Kamis, 14 Agustus 2008

Demi Kesehatan : Banyak Makanan?


(satu renungan dalam Antara Ekonomi Budak dan Ekonomi Orang Merdeka)

Saya masih ingat waktu saya sedang makan di suatu resepsi pernikahan ketika saya masih mahasiswa dulu. Saat itu saya makan benar-benar banyak. Hampir semua jenis lauk yang disajikan saya ambil. Apalagi ketika makan es krim. Whhh.., saya ambil beberapa gelas. Pokoknya, benar-benar saya puaskan. “Biar nggak rugi. Nyumbang kok!” Begitu pikir saya. Dalam benak, saya banding-bandingkan antara sumbangan saya dan “harga” makanan yang saya makan.
Tapi setelah pulang perut saya jadi mulas dan mencret-mencret. Baru setelah beberapa kali buang air besar, saya merasa perut saya agak mendingan.
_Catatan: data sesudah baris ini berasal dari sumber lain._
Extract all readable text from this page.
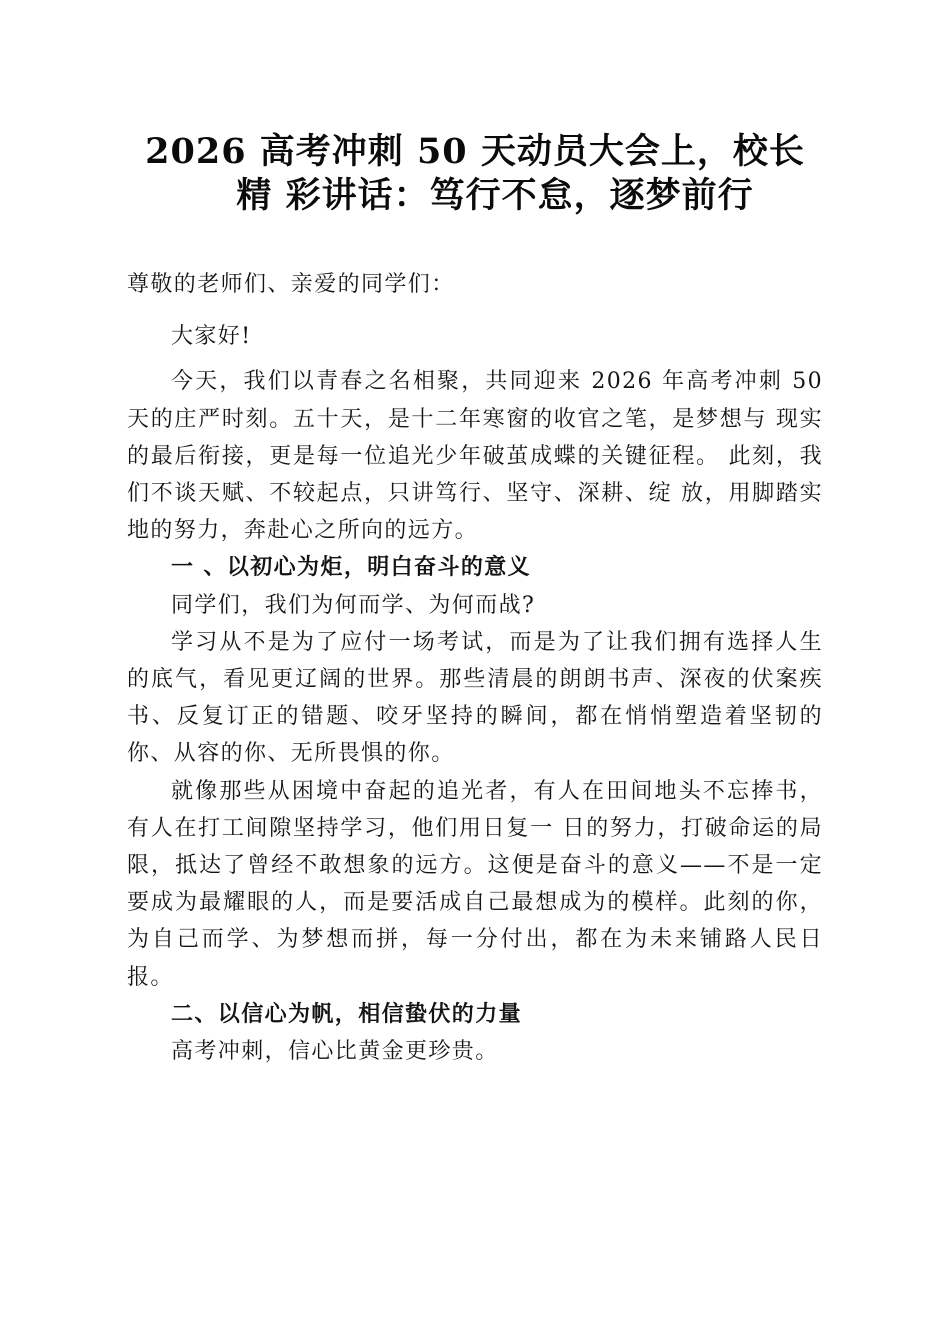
2026 高考冲刺 50 天动员大会上，校长
精 彩讲话：笃行不怠，逐梦前行

尊敬的老师们、亲爱的同学们：

大家好!

今天，我们以青春之名相聚，共同迎来 2026 年高考冲刺 50 天的庄严时刻。五十天，是十二年寒窗的收官之笔，是梦想与 现实的最后衔接，更是每一位追光少年破茧成蝶的关键征程。 此刻，我们不谈天赋、不较起点，只讲笃行、坚守、深耕、绽 放，用脚踏实地的努力，奔赴心之所向的远方。

一 、以初心为炬，明白奋斗的意义

同学们，我们为何而学、为何而战?

学习从不是为了应付一场考试，而是为了让我们拥有选择人生的底气，看见更辽阔的世界。那些清晨的朗朗书声、深夜的伏案疾书、反复订正的错题、咬牙坚持的瞬间，都在悄悄塑造着坚韧的你、从容的你、无所畏惧的你。

就像那些从困境中奋起的追光者，有人在田间地头不忘捧书，有人在打工间隙坚持学习，他们用日复一 日的努力，打破命运的局限，抵达了曾经不敢想象的远方。这便是奋斗的意义——不是一定要成为最耀眼的人，而是要活成自己最想成为的模样。此刻的你，为自己而学、为梦想而拼，每一分付出，都在为未来铺路人民日报。

二、以信心为帆，相信蛰伏的力量

高考冲刺，信心比黄金更珍贵。
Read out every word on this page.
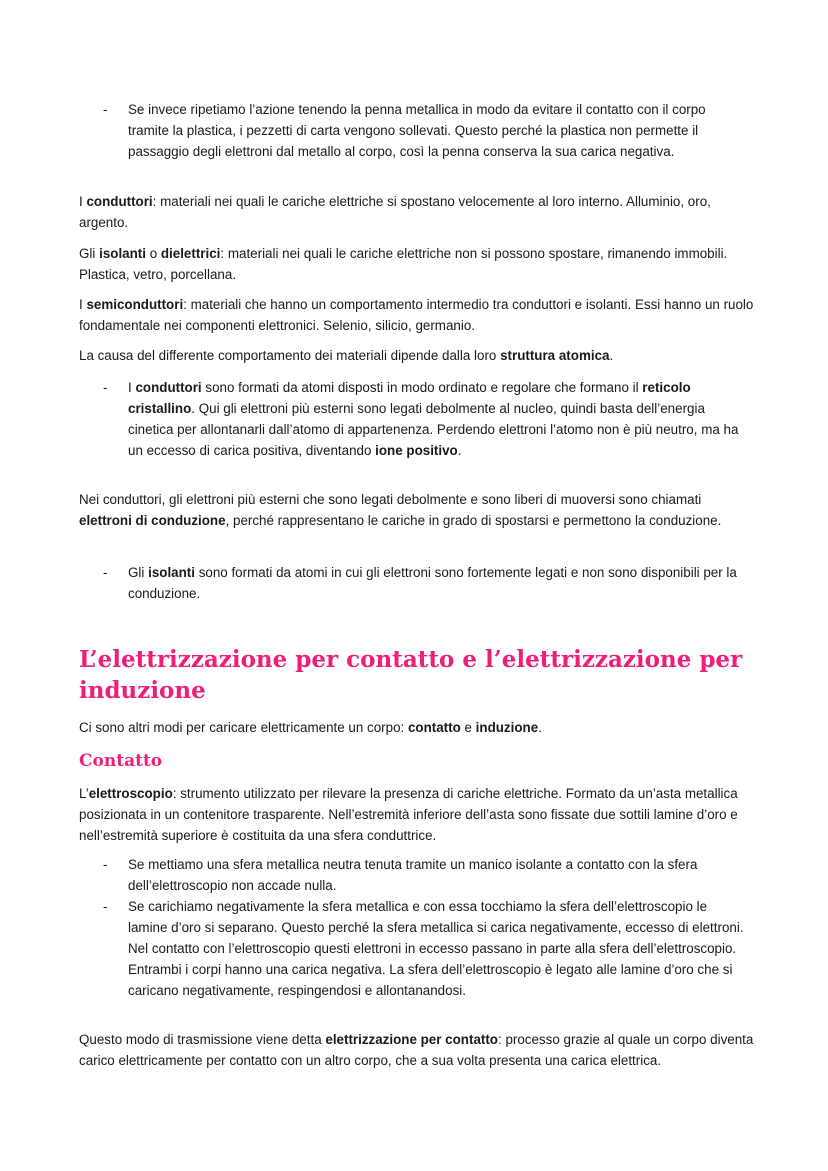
- Se invece ripetiamo l’azione tenendo la penna metallica in modo da evitare il contatto con il corpo tramite la plastica, i pezzetti di carta vengono sollevati. Questo perché la plastica non permette il passaggio degli elettroni dal metallo al corpo, così la penna conserva la sua carica negativa.

I conduttori: materiali nei quali le cariche elettriche si spostano velocemente al loro interno. Alluminio, oro, argento.

Gli isolanti o dielettrici: materiali nei quali le cariche elettriche non si possono spostare, rimanendo immobili. Plastica, vetro, porcellana.

I semiconduttori: materiali che hanno un comportamento intermedio tra conduttori e isolanti. Essi hanno un ruolo fondamentale nei componenti elettronici. Selenio, silicio, germanio.

La causa del differente comportamento dei materiali dipende dalla loro struttura atomica.

- I conduttori sono formati da atomi disposti in modo ordinato e regolare che formano il reticolo cristallino. Qui gli elettroni più esterni sono legati debolmente al nucleo, quindi basta dell’energia cinetica per allontanarli dall’atomo di appartenenza. Perdendo elettroni l’atomo non è più neutro, ma ha un eccesso di carica positiva, diventando ione positivo.

Nei conduttori, gli elettroni più esterni che sono legati debolmente e sono liberi di muoversi sono chiamati elettroni di conduzione, perché rappresentano le cariche in grado di spostarsi e permettono la conduzione.

- Gli isolanti sono formati da atomi in cui gli elettroni sono fortemente legati e non sono disponibili per la conduzione.
L’elettrizzazione per contatto e l’elettrizzazione per induzione

Ci sono altri modi per caricare elettricamente un corpo: contatto e induzione.

Contatto

L’elettroscopio: strumento utilizzato per rilevare la presenza di cariche elettriche. Formato da un’asta metallica posizionata in un contenitore trasparente. Nell’estremità inferiore dell’asta sono fissate due sottili lamine d’oro e nell’estremità superiore è costituita da una sfera conduttrice.

- Se mettiamo una sfera metallica neutra tenuta tramite un manico isolante a contatto con la sfera dell’elettroscopio non accade nulla.
- Se carichiamo negativamente la sfera metallica e con essa tocchiamo la sfera dell’elettroscopio le lamine d’oro si separano. Questo perché la sfera metallica si carica negativamente, eccesso di elettroni. Nel contatto con l’elettroscopio questi elettroni in eccesso passano in parte alla sfera dell’elettroscopio. Entrambi i corpi hanno una carica negativa. La sfera dell’elettroscopio è legato alle lamine d’oro che si caricano negativamente, respingendosi e allontanandosi.

Questo modo di trasmissione viene detta elettrizzazione per contatto: processo grazie al quale un corpo diventa carico elettricamente per contatto con un altro corpo, che a sua volta presenta una carica elettrica.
Lama setelah peristiwa itu saya merenung…, mengapa saat itu yang saya pikirkan cuma makanan dan uang? Mengapa saya sama sekali tidak berpikir tentang tubuh saya? Bukankah makan itu untuk tubuh? Lantas mengapa demi makan malah tubuh saya korbankan? Mengapa saya tidak berpikir kesehatan saya, tapi hanya berpikir “tidak rugi”, berpikir uang? Bukankah uang itu untuk kesehatan? Mengapa demi uang, kesehatan malah saya korbankan? Mengapa saya hanya berpikir “barang”, bukannya berpikir “saya”?

Tapi kalau saya pikir lebih jauh, rasanya kok yang rakus dan bodoh bukan cuma saya. Berapa banyak teman saya yang juga begitu?
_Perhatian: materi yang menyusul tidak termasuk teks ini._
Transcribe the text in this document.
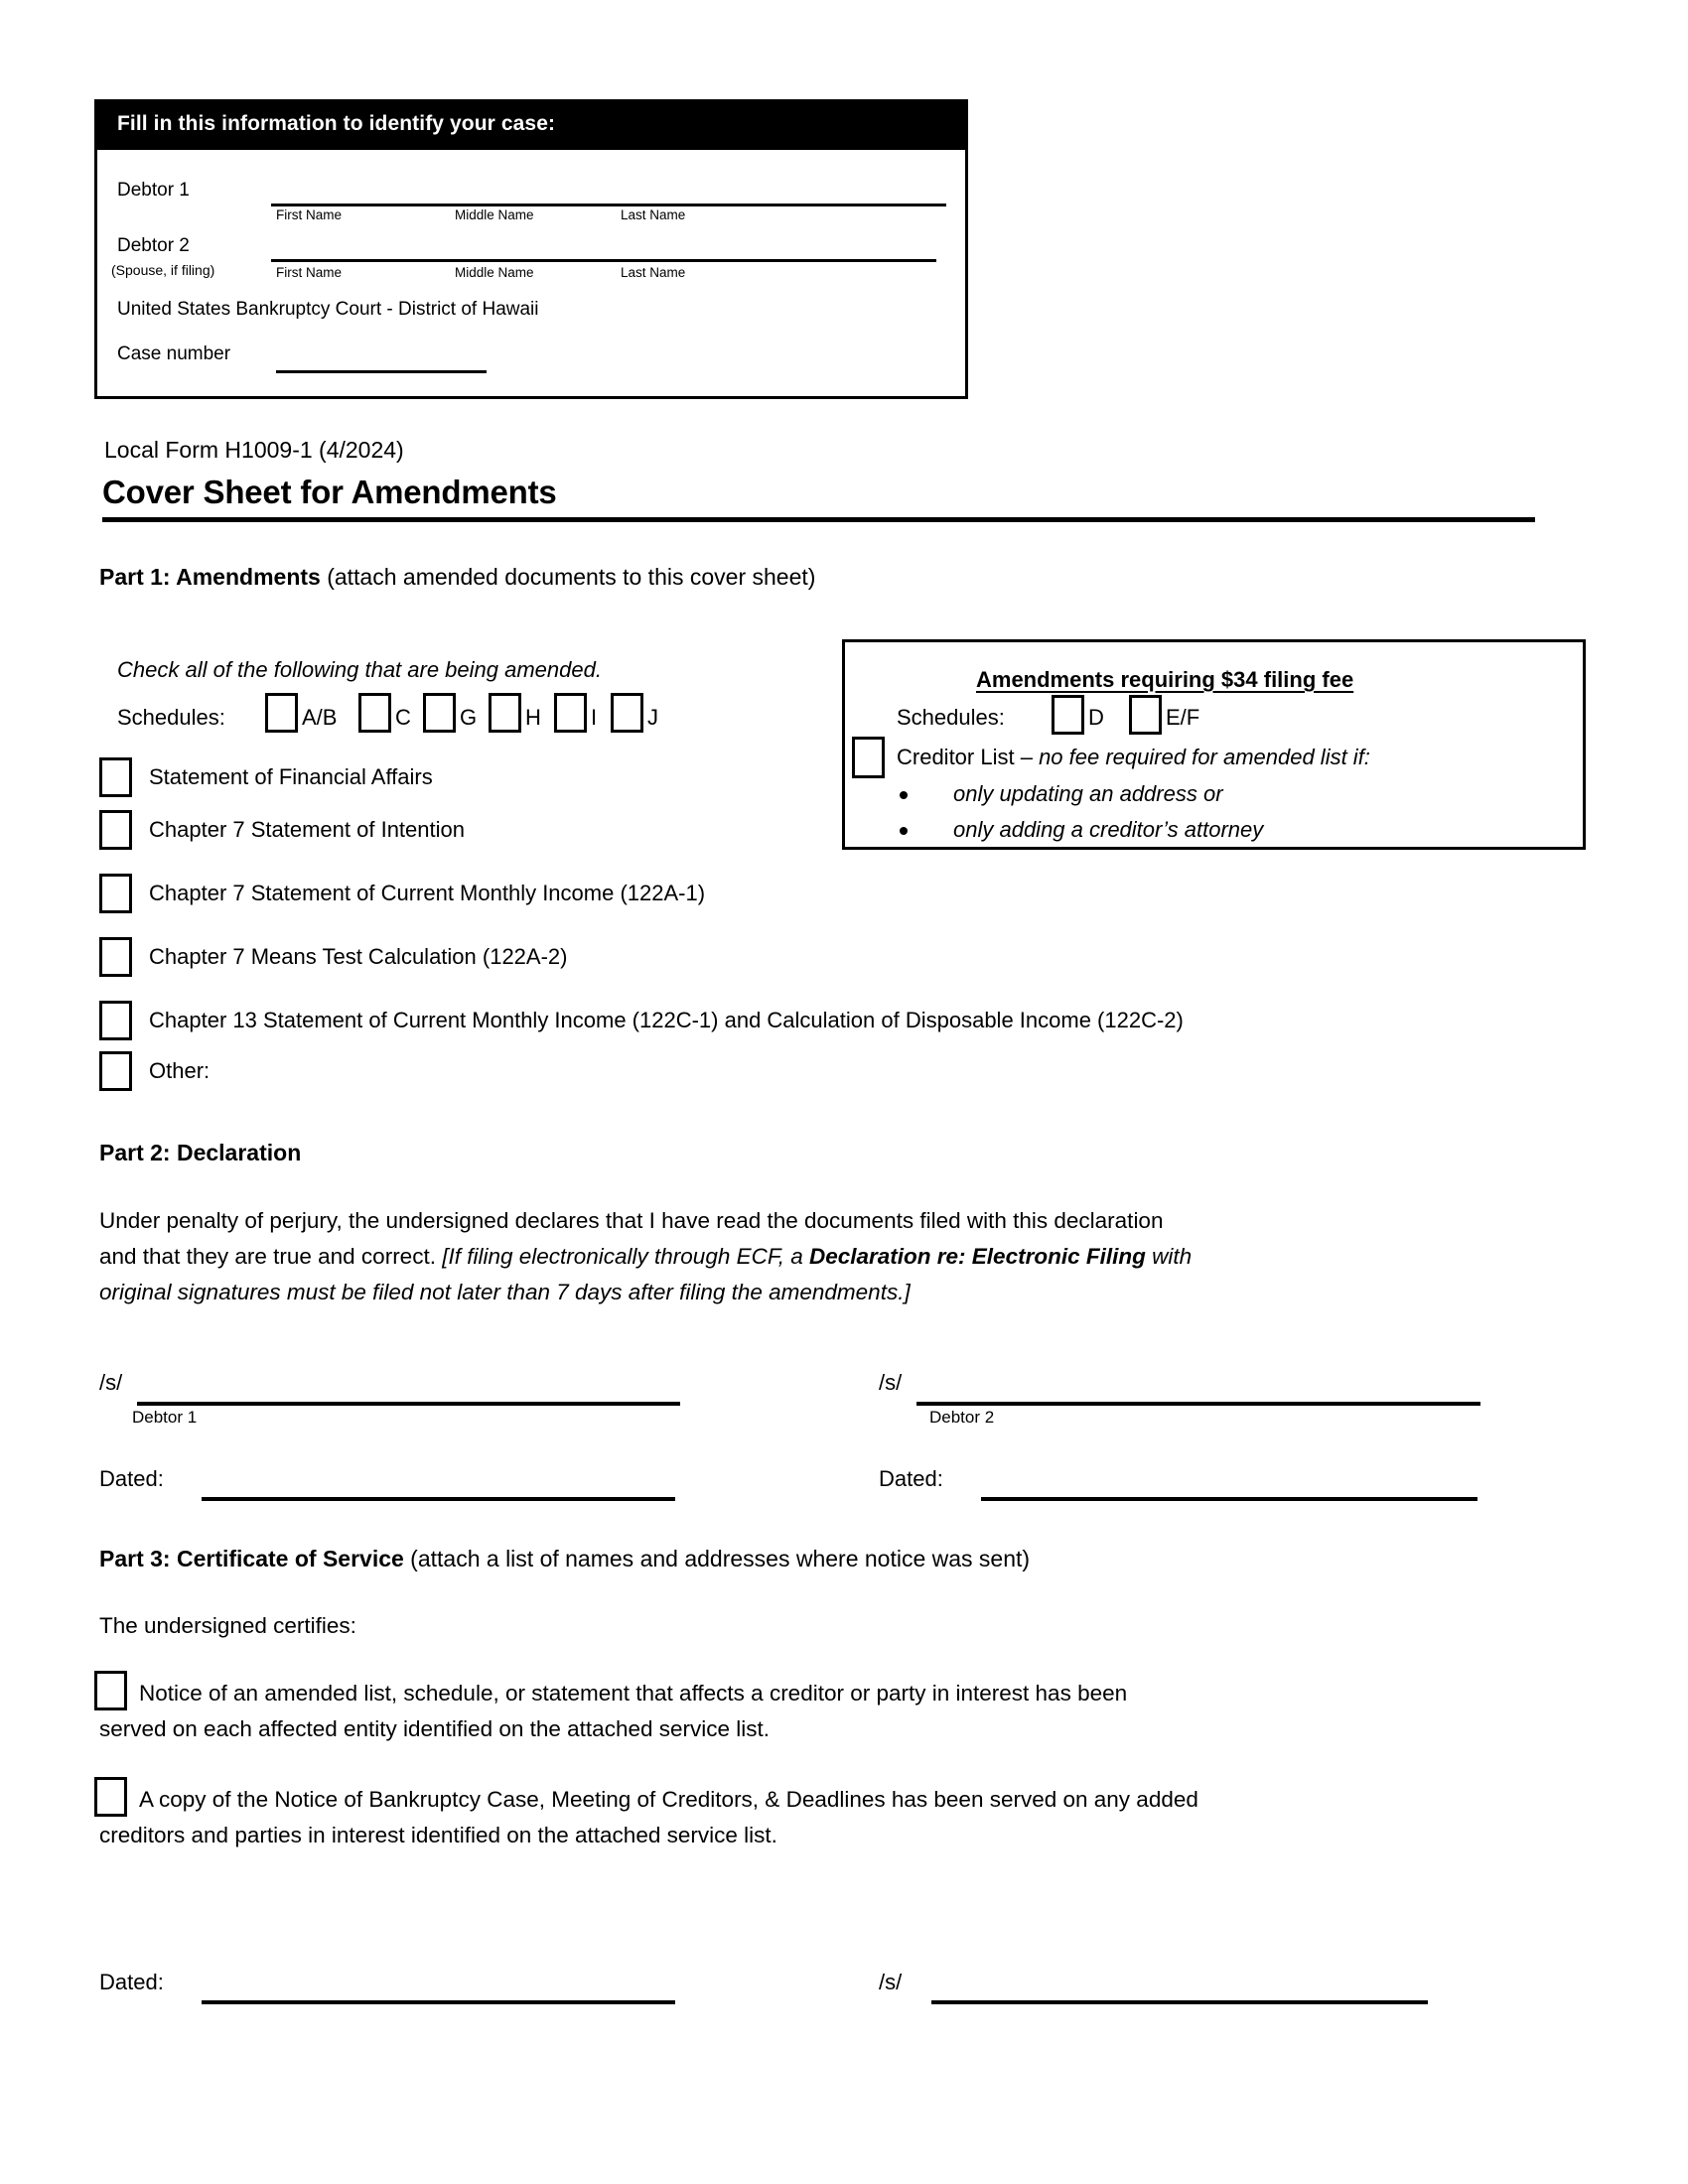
Fill in this information to identify your case:
Debtor 1
First Name	Middle Name	Last Name
Debtor 2
(Spouse, if filing)	First Name	Middle Name	Last Name
United States Bankruptcy Court - District of Hawaii
Case number
Local Form H1009-1 (4/2024)
Cover Sheet for Amendments
Part 1: Amendments (attach amended documents to this cover sheet)
Check all of the following that are being amended.
Schedules:	A/B	C G H I J
Statement of Financial Affairs
Chapter 7 Statement of Intention
Chapter 7 Statement of Current Monthly Income (122A-1)
Chapter 7 Means Test Calculation (122A-2)
Chapter 13 Statement of Current Monthly Income (122C-1) and Calculation of Disposable Income (122C-2)
Other:
Amendments requiring $34 filing fee
Schedules:	D	E/F
Creditor List – no fee required for amended list if:
only updating an address or
only adding a creditor’s attorney
Part 2: Declaration
Under penalty of perjury, the undersigned declares that I have read the documents filed with this declaration
and that they are true and correct. [If filing electronically through ECF, a Declaration re: Electronic Filing with
original signatures must be filed not later than 7 days after filing the amendments.]
/s/
Debtor 1
/s/
Debtor 2
Dated:	Dated:
Part 3: Certificate of Service (attach a list of names and addresses where notice was sent)
The undersigned certifies:
Notice of an amended list, schedule, or statement that affects a creditor or party in interest has been
served on each affected entity identified on the attached service list.
A copy of the Notice of Bankruptcy Case, Meeting of Creditors, & Deadlines has been served on any added
creditors and parties in interest identified on the attached service list.
Dated:	/s/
Bahkan berikutnya saya menemukan bahwa orang macam saya itu makin bejibun, tidak cukup teman-teman saya. Belum tentu mereka semuanya berpikir persis saya dulu, tapi –minimal-- benak mereka terkondisikan menjadi seperti benak saya, baik sadar atau tidak sadar, baik berpikir langsung maupun menjadi bagian dari sistem pemikiran. Demikian banyak jumlah mereka. Tak hanya ribuan, jutaan, atau puluhan juta. Tapi milyaran…, hampir seluruh penduduk bumi! Ini karena sistem ekonomi yang kita pakai selama ini, Kapitalisme (kenyataannya harus diakui: de jure atau de facto) ternyata telah mengkondisikan tiap bayi yang lahir di planet ini dengan orientasi “jumlah barang”, bukan orientasi “kesejahteraan manusia”.